The Future of Freedom

The biggest current challenge, Herrera says, is facilitating change that will let the town grow “instead of staying exactly where we are.” She understands how important it is to preserve what is precious in a town's history and identity, but believes what's precious can be preserved without turning a blind eye to the advantages of change. “If you don't adapt, make an effort to grow, you're going to lose out financially, economically. I think for any community, that's the struggle. How an we make ourselves more compelling to visitors? How can we encourage more families to move to this area, making us grow?

She envisions a town that draws the eye and attention of drivers who would otherwise simply pass through the town to the bridge. “We need to draw the eye to what's around us. We have some signs that have gone up,” and she was surprised to learn that family who'd visited before had no idea the town had some of the cool things the signs point out, like the museum or the original sheriff's office.

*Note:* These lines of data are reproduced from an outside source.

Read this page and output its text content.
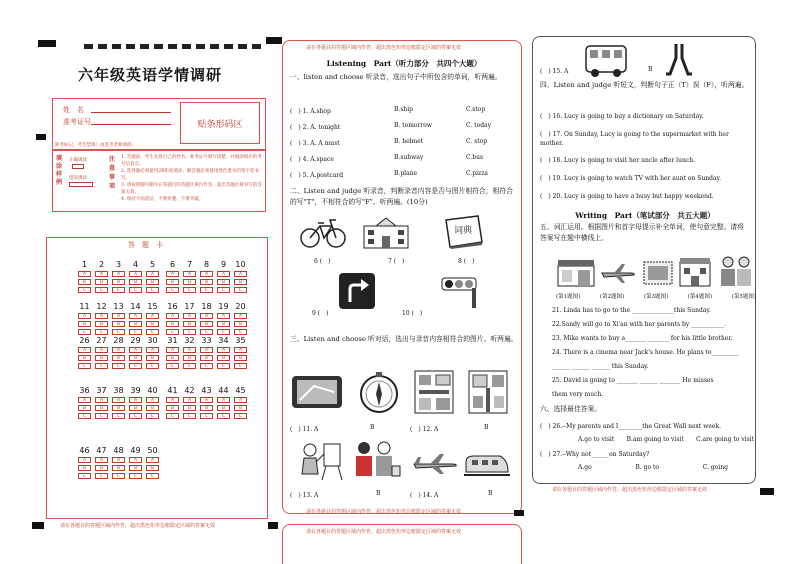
六年级英语学情调研
姓　名
准考证号	贴条形码区
缺考标记，考生禁填！由监考老师填涂。
填涂样例
正确填涂
错误填涂
注意事项
1. 答题前，考生先将自己的姓名、准考证号填写清楚，并填涂相应的考号信息点。
2. 选择题必须使用2B铅笔填涂；解答题必须使用黑色墨水的签字笔书写。
3. 请按照题号顺序在各题目的答题区域内作答，超出答题区域书写的答案无效。
4. 保持卡面清洁，不要折叠、不要弄破。
答　题　卡
1	2	3	4	5
A	A	A	A	A
B	B	B	B	B
C	C	C	C	C
6	7	8	9	10
A	A	A	A	A
B	B	B	B	B
C	C	C	C	C
11 12 13 14 15
A	A	A	A	A
B	B	B	B	B
C	C	C	C	C
16 17 18 19 20
A	A	A	A	A
B	B	B	B	B
C	C	C	C	C
26 27 28 29 30
A	A	A	A	A
B	B	B	B	B
C	C	C	C	C
31 32 33 34 35
A	A	A	A	A
B	B	B	B	B
C	C	C	C	C
36 37 38 39 40
A	A	A	A	A
B	B	B	B	B
C	C	C	C	C
41 42 43 44 45
A	A	A	A	A
B	B	B	B	B
C	C	C	C	C
46 47 48 49 50
A	A	A	A	A
B	B	B	B	B
C	C	C	C	C
请在各题目的答题区域内作答，超出黑色矩形边框限定区域的答案无效
请在各题目的答题区域内作答，超出黑色矩形边框限定区域的答案无效
Listening　Part（听力部分　共四个大题）
一、listen and choose 听录音，选出句子中所包含的单词，听两遍。
(　) 1. A.shop	B.ship	C.stop
(　) 2. A. tonight	B. tomorrow	C. today
(　) 3. A. A must	B. helmet	C. stop
(　) 4. A.space	B.subway	C.bus
(　) 5. A.postcard	B.plane	C.pizza
二、Listen and judge 听录音，判断录音内容是否与图片相符合，相符合的写"T"，不相符合的写"F"。听两遍。(10分)
词典
6 (　)	7 (　)	8 (　)
9 (　)	10 (　)
三、Listen and choose 听对话，选出与录音内容相符合的图片。听两遍。
(　) 11. A	B	(　) 12. A	B
(　) 13. A	B	(　) 14. A	B
请在各题目的答题区域内作答，超出黑色矩形边框限定区域的答案无效
请在各题目的答题区域内作答，超出黑色矩形边框限定区域的答案无效
(　) 15. A	B
四、Listen and judge 听短文，判断句子正（T）误（F），听两遍。
(　) 16. Lucy is going to buy a dictionary on Saturday.
(　) 17. On Sunday, Lucy is going to the supermarket with her mother.
(　) 18. Lucy is going to visit her uncle after lunch.
(　) 19. Lucy is going to watch TV with her aunt on Sunday.
(　) 20. Lucy is going to have a busy but happy weekend.
Writing　Part（笔试部分　共五大题）
五、词汇运用。根据图片和首字母提示补全单词，使句意完整。请将答案写在题中横线上。
(第1题图)	(第2题图)	(第3题图)	(第4题图)	(第5题图)
21. Linda has to go to the ______________this Sunday.
22.Sandy will go to Xi'an with her parents by ___________.
23. Mike wants to buy a_______ _______ for his little brother.
24. There is a cinema near Jack's house. He plans to_________
______ ______ ______ this Sunday.
25. David is going to _______ ______ _______ He misses
them very much.
六、选择最佳答案。
(　) 26.--My parents and I________the Great Wall next week.
A.go to visit B.am going to visit C.are going to visit
(　) 27.--Why not______on Saturday?
A.go	B. go to	C. going
请在各题目的答题区域内作答，超出黑色矩形边框限定区域的答案无效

Now, with signs, people are actually inviting passersby or brief visitors to come in and explore the town, and not just pass it by in favor of exploring the caves.

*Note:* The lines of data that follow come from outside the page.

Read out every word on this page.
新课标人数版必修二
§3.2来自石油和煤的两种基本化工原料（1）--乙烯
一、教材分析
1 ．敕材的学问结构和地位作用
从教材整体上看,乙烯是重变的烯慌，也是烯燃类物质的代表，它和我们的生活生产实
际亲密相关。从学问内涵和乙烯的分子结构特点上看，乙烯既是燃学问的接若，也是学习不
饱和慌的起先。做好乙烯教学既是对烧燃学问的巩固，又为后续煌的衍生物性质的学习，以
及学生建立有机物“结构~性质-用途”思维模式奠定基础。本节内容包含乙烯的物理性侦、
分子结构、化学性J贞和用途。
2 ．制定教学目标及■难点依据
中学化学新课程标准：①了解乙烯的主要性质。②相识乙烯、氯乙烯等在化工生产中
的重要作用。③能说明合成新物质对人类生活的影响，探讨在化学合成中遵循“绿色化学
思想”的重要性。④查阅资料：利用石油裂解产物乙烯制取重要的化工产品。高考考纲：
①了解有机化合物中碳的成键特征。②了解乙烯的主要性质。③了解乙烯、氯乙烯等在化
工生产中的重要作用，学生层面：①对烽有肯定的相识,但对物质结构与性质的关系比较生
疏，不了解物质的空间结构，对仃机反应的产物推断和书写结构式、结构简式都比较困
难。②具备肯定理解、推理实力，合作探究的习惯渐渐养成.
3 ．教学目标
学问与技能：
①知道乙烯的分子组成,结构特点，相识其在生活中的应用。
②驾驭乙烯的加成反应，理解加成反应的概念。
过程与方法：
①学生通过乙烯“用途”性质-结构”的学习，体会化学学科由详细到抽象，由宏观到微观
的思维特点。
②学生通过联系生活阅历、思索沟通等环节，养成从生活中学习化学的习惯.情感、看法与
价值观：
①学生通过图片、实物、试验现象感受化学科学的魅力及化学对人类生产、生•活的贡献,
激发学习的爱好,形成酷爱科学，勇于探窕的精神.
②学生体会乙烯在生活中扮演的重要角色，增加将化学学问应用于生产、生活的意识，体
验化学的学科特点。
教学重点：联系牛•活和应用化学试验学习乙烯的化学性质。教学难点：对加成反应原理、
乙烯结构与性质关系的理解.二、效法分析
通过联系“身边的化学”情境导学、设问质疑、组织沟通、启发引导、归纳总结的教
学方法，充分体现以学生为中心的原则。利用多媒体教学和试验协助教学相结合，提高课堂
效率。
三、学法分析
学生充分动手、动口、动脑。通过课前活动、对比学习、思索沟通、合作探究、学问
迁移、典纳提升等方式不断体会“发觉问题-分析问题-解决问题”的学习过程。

“The museum is one of a kind,” she said. “We have a lot of history here. It's amazing, some of the stuff that's been preserved, and with the archaeology dig on the side of it too!

“We (at the town board) have lots of neat ideas, and yet we have so many complaints. You want to move forward, but others just want to keep us right where we are. Who's going to replace that third generation rancher? A lot of the kids aren't staying. Their careers take them somewhere else. Old-timers – how will we replace them in the future?”

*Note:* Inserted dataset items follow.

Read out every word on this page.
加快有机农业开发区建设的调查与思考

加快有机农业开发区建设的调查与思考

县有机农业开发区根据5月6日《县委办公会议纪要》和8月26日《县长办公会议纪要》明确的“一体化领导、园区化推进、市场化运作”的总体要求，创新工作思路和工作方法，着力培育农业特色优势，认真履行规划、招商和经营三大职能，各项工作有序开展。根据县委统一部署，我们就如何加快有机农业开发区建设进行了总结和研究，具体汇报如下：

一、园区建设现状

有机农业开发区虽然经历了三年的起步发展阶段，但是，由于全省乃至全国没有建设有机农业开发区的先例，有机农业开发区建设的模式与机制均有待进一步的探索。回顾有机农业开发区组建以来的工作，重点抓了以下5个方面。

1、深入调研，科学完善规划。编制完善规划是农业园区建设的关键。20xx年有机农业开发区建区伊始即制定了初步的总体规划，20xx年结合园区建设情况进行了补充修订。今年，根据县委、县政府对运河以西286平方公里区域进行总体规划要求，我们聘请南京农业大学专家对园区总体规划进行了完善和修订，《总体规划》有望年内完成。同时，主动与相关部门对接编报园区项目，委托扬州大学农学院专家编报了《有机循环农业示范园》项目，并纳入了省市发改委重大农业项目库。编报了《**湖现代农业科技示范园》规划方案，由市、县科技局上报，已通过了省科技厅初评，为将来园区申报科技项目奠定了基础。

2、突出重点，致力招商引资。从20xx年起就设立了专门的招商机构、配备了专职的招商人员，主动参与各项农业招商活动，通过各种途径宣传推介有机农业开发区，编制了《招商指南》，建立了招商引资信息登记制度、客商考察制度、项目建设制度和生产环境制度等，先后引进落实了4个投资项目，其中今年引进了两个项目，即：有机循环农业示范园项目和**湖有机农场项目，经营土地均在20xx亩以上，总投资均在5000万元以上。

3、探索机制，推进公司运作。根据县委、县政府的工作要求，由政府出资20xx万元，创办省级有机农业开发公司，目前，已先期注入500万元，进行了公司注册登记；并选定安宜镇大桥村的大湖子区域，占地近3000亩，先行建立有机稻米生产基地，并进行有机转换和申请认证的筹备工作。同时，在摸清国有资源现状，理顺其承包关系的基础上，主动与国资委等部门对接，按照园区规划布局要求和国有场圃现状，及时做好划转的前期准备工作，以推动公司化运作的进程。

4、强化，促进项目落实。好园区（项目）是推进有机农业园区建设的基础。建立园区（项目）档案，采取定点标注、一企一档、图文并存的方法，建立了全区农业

Irreplaceable Freedom: That Hometown Feeling

Fourteen years ago, the Herreras were living in Woodward. “This is when Woodward was really booming. Our kids were coming up into the middle school age group, and we decided we wanted to be outside of Woodward.”

“We sold our house overnight, it was listed and we had a buyer the next day. We closed on the house in not even a month.” But then they had trouble finding a home – really, any kind of home – outside of Woodward because of the high demand for homes.

One day, she got a nudge in a different direction.

“I was driving my grandmother to Oklahoma City for a doctor's appointment and her grandmother was looking through a listing of homes for sale. “She said, 'Oh, my God, there's a house for sale in Freedom and it looks great!'

From her time in Freedom as a kid, “what I remember being best about Freedom was everybody was always willing to help you achieve, whether they knew you or not,” she said.

“My husband was working over by Camp Houston, and so I called him and said 'Would you look at it?' He found somebody at the gas station who told him to go ask at the bank for it, and they gave him the key so he could go into the house and look at it. He called me back and said 'You're going to love it. It has a fireplace, three bedrooms, two baths, and gas for a gas stove.' Everything I required. We closed on the house and I didn't even see it until we signed the paperwork!” she said, laughing.

Her husband “was so impressed with how they treated him, from just asking where the house was, to meeting the guys at the bank, and their trust in just handing him the key to go see the house .... he just loved it,” she said. “It's that hometown feeling that you get. From not knowing everybody in the community to them taking care of you – assistance to someone who's had a fire or suffered a loss or been unfortunate somehow. Our community rallies around its own, and it's what brought us back.

“I'm forever grateful. God gives you signs and I always think of it: my grandmother saw that newspaper, and we had not even thought about Freedom. Usually there's no home, and no land for sale.

“But since (moving to Freedom) we've had the best time, the best neighbors. We couldn't ask for anyone to love us and accept us more. We had family come from Dallas last week, and they thought going to the gas station was the coolest thing, that they could walk there and to the local park and not be afraid of being outside. It's that environment that inspires others to accept us. You can't duplicate it anywhere else.”